Mym gestured to the water swirling around them. "And so are ye."

Daraway regarded the water's face. Beads of spray or perhaps sweat ran down her forehead and off of her brow. "Not strong enough."

Orc looked up again. The circle had shrunk further. The chain now whipped in and out of the wall of seawater. "We need to get out of here."

"How ye suggest we do that?"

"Swim up the side of this thing."

"We can't leave the first stone," said Daraway.

He turned and reached for it.

"No!" shouted Mym. "It's lek te bind ye."

"I'm no dwarf."

She grabbed a fistful of his shirt and pulled him away from it. She kept pulling until they stood at the water's edge. His musette began to rise in whatever force Daraway had conjured. He tugged it back.

"What's got into you?" he said.

"The longhorn was there," said Mym.

"Where?"

"In the black heart," she said. "He was watchin."

He lifted the alpenstock as if to gesture with it and it jerked away from him suddenly, as if someone had a hold of its head and sought to wrest it from his grasp. It jerked again and it slipped through his grip and tore off directly above the first stone. It came to the center of the cylinder and it inverted in the air and it crashed down hard upon the first stone in a shower of sparks that bounced off of the block and fizzled in the mud. The first stone did not break but the block upon which it rested cracked open. All flinched from the report and for a moment the wall of seawater swayed and threatened to collapse upon them. When Orc looked again the block was wholly split in two and a man had begun to crawl out of it.
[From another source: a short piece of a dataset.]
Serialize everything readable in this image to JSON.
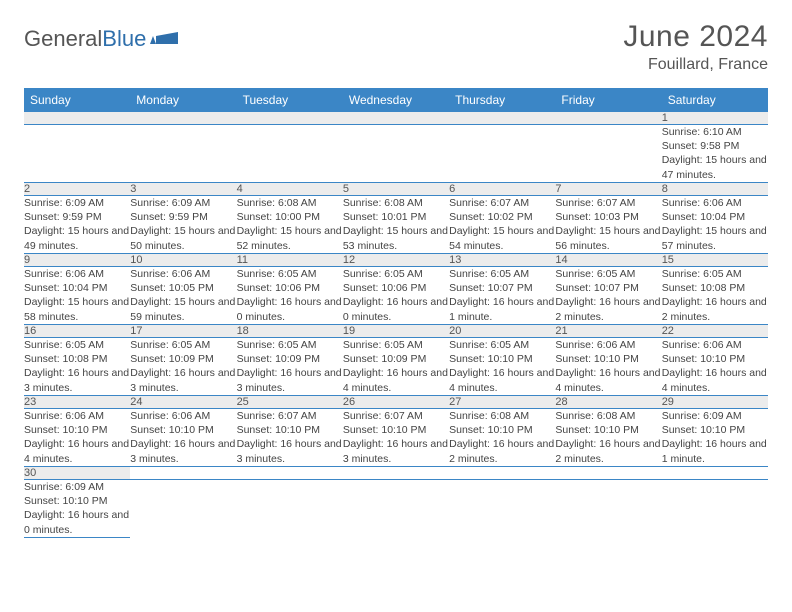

"By sluice and slide," he heard Mym whisper.

The man was enormous and wore no clothes and regarded them with no expression whatsoever. He was hairless as a scar and his black beard curled down to a chest absent nipples and navel. He must have been close to ten feet tall and he stood astride the riven block like a dreamer awoke. Like a soldier roused by the peal of first call. He stooped for the skyshard and he raised it up like a smith between blows and he smashed its pick upon the first stone. The stone exploded with a thunderclap. A thousand fragments shattered in all directions and the sea suddenly fell inward. The man rose out of the well on air alone as the collapsing sea swept up the others and crushed them into the mud.